Witalij Mazurenko, ukraiński dziennikarz i komentator, znalazł się w centrum politycznej i medialnej burzy po tym, jak w programie Polsat News odniósł się w obraźliwy sposób do Prezydenta RP Karola Nawrockiego.
Kontrowersyjna wypowiedź
Do incydentu doszło 26 sierpnia podczas programu „Debata z Gozdyrą”. Mazurenko, biorąc udział w dyskusji politycznej, ocenił, że zachowania głowy państwa „nie przypominają zachowań prezydenckich, ale raczej takie, które w rosyjskich więzieniach określa się mianem pachana”. Tym rosyjskim terminem określa się przywódcę kryminalnego.

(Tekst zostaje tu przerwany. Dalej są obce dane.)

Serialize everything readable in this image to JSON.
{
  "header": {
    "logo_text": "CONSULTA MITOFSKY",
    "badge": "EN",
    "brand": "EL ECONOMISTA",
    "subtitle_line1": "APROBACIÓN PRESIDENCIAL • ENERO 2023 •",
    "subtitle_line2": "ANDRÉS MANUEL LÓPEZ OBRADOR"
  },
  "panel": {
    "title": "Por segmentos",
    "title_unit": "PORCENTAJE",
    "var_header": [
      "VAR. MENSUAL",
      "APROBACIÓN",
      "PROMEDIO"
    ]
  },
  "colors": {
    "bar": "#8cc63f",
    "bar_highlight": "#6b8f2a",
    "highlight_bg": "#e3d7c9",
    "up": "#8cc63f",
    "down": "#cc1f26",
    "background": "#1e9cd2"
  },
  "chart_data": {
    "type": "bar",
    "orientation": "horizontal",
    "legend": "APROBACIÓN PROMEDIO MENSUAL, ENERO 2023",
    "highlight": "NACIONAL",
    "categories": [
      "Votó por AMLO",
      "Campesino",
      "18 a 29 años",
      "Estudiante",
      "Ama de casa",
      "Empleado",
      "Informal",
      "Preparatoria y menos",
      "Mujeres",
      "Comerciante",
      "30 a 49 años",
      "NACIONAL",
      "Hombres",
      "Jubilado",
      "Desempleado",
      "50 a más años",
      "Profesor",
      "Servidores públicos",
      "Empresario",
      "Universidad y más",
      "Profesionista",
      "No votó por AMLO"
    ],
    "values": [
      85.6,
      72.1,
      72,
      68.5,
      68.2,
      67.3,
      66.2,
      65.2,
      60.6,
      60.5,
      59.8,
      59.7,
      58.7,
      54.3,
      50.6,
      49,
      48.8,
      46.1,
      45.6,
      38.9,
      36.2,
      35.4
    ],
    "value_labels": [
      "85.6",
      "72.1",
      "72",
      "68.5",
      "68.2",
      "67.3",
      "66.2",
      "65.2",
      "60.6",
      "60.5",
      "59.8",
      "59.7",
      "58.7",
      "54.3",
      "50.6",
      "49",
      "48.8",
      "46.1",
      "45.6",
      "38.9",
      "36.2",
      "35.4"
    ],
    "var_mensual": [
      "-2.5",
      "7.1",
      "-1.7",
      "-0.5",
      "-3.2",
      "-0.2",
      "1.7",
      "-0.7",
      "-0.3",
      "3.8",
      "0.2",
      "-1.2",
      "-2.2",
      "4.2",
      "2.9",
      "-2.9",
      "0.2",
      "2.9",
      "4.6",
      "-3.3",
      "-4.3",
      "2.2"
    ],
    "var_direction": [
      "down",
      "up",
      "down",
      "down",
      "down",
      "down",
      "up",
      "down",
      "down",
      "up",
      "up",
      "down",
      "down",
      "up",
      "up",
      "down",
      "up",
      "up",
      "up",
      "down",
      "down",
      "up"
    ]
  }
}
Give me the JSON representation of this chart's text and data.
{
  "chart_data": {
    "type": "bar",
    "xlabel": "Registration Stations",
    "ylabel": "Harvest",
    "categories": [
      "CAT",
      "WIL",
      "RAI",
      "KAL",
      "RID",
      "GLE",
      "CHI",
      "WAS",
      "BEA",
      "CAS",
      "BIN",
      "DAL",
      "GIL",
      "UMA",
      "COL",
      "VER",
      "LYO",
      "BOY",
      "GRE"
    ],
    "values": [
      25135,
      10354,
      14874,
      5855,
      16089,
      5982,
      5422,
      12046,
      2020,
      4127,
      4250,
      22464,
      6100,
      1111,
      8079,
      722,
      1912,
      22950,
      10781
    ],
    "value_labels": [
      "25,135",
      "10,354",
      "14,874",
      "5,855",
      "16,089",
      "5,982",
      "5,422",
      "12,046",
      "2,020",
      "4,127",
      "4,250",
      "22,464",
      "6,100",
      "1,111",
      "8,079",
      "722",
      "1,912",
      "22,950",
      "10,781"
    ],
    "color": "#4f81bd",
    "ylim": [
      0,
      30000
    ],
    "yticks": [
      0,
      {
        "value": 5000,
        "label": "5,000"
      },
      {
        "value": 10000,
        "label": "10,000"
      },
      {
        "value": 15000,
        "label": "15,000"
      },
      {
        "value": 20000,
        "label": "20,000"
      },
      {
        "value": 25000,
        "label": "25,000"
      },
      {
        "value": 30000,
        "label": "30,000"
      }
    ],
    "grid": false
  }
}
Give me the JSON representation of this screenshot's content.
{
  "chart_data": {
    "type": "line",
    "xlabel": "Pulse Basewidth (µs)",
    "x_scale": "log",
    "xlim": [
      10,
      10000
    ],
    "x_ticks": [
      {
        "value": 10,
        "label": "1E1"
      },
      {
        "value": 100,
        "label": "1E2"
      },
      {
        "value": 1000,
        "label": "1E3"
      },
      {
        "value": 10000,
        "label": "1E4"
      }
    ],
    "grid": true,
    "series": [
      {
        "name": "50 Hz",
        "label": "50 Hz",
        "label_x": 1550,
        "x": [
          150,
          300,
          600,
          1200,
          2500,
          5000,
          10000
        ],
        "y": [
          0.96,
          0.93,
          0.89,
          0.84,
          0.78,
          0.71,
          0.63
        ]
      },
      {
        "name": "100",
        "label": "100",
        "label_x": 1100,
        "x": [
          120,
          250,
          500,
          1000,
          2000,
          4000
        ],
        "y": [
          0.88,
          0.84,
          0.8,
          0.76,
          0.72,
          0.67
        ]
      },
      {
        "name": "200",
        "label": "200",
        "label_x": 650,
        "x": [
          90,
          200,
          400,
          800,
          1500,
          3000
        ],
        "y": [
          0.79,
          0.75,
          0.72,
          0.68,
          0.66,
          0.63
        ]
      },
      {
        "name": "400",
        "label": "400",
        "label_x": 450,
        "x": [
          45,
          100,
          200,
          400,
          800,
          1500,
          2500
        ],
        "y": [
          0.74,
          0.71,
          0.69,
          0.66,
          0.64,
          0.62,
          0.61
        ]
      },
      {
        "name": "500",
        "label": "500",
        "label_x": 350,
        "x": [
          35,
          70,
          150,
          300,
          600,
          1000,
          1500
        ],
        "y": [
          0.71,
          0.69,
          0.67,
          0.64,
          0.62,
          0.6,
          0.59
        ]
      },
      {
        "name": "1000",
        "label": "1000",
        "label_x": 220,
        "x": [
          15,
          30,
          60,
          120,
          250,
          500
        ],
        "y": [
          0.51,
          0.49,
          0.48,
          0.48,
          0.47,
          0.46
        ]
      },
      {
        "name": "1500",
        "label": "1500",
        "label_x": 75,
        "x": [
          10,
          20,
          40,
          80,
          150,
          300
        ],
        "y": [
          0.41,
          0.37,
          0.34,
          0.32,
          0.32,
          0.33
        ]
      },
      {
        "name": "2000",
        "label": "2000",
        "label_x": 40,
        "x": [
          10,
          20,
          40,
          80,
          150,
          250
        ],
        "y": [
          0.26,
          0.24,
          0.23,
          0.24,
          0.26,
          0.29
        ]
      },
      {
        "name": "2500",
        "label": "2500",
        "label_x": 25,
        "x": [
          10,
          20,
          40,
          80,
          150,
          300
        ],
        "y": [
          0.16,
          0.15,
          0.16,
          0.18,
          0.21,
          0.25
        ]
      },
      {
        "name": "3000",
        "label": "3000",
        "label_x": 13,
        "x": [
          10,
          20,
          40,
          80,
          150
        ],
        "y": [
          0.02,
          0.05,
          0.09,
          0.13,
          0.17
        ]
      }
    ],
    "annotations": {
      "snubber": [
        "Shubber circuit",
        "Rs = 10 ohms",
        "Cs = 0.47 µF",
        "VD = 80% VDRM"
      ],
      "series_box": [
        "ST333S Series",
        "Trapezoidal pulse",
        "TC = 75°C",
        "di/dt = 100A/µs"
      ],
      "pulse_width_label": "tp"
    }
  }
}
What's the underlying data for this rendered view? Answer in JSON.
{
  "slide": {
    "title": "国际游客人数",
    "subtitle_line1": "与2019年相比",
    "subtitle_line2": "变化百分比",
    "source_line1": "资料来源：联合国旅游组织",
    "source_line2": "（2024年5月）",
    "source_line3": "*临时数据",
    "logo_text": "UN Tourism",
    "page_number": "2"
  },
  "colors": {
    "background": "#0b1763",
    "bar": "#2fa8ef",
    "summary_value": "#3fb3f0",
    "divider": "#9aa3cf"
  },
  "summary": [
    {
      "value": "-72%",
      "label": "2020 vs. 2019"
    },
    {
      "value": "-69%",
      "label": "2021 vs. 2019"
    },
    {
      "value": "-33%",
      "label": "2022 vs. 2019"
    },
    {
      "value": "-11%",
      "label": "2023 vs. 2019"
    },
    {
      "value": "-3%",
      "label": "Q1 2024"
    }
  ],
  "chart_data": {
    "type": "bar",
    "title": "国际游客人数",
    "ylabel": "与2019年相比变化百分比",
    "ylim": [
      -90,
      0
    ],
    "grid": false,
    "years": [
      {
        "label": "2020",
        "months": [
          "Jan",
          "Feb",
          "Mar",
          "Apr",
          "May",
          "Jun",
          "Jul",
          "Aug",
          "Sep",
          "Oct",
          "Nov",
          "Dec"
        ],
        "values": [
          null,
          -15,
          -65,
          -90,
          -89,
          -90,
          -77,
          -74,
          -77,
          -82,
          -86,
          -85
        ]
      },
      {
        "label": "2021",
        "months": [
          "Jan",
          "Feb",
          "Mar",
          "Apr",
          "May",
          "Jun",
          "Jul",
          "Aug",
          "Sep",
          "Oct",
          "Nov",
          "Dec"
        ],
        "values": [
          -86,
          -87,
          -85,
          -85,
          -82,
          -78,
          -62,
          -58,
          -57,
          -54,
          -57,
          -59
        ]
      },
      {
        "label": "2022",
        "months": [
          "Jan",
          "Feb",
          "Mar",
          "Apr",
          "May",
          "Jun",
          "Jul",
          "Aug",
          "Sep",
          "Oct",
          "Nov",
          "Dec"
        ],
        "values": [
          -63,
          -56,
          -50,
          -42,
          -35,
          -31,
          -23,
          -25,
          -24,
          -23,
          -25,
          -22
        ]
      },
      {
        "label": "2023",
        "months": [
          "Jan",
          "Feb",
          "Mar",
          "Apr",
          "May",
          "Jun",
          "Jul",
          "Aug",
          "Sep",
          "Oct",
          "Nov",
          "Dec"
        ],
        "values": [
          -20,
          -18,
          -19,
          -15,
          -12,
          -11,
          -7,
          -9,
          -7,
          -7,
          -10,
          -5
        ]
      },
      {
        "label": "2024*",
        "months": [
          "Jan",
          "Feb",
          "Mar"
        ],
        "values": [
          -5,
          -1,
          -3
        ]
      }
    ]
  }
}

Prowadząca program, Agnieszka Gozdyra, natychmiast zareagowała, podkreślając, że padły słowa przekraczające granicę debaty publicznej.
Reakcje i konsekwencje
Słowa Mazurenki spotkały się z gwałtowną reakcją polityków. Kancelaria Prezydenta RP wezwała prokuraturę do rozważenia wszczęcia postępowania z urzędu, wskazując na możliwość znieważenia konstytucyjnego organu państwa.
Z kolei Katolicki Uniwersytet Lubelski, z którym dziennikarz był błędnie łączony, wydał specjalne oświadczenie. Rzecznik uczelni, Wojciech Andrusiewicz, poinformował, że Mazurenko został skreślony z listy doktorantów w 2020 roku i od tamtej pory nie ma żadnych związków z KUL.
Równie stanowczo zareagowała redakcja portalu „Obserwator Międzynarodowy”, gdzie Mazurenko pełnił funkcję zastępcy redaktora naczelnego. Kierownictwo portalu w trybie natychmiastowym zakończyło z nim współpracę, podkreślając, że jego słowa były prywatną opinią i nie odzwierciedlały stanowiska redakcji.
Próba wyjaśnień i przeprosiny
Po fali krytyki Mazurenko opublikował oświadczenie w mediach społecznościowych. Napisał w nim, że jako obywatel Rzeczypospolitej darzy szacunkiem państwo i jego instytucje, a jego słowa mogły zostać odebrane w sposób niezamierzony. Przeprosił „wszystkich, których uczucia mogły zostać dotknięte” jego wypowiedzią.
Co dalej?
Na razie nie wiadomo, czy prokuratura zajmie się sprawą. Pewne jest natomiast, że incydent zakończył karierę Mazurenki w redakcji, z którą był związany, i postawił go w centrum szerszej dyskusji o granicach wolności słowa, odpowiedzialności dziennikarzy i kulturze debaty publicznej w Polsce.
Symboliczne znaczenie
Historia Mazurenki jest więc nie tylko opowieścią o jednym dziennikarzu, który nie zapanował nad językiem. To także sygnał ostrzegawczy: wolność słowa nie chroni przed odpowiedzialnością, a granice dopuszczalnej krytyki wyznacza nie tylko prawo, lecz także – dobre obyczaje. Dla części opinii publicznej incydent będzie dowodem na obronę godności państwa i jego instytucji. Echo tego zdania wypowiedzianego w telewizyjnym studiu będzie się niosło jeszcze długo.
Treść maila skierowanego do redakcji od rzecznika prasowego KUL
Szanowni Państwo,
w związku z przypisywaniem afiliacji KUL dziennikarzowi Witalijowi Mazurence, który na antenie jednej ze stacji telewizyjnych znieważył Prezydenta RP, wyjaśniamy: pan Witalij Mazurenko w listopadzie 2020 r. został skreślony z listy studentów studiów doktoranckich KUL i nie ma żadnych związków z naszą uczelnią.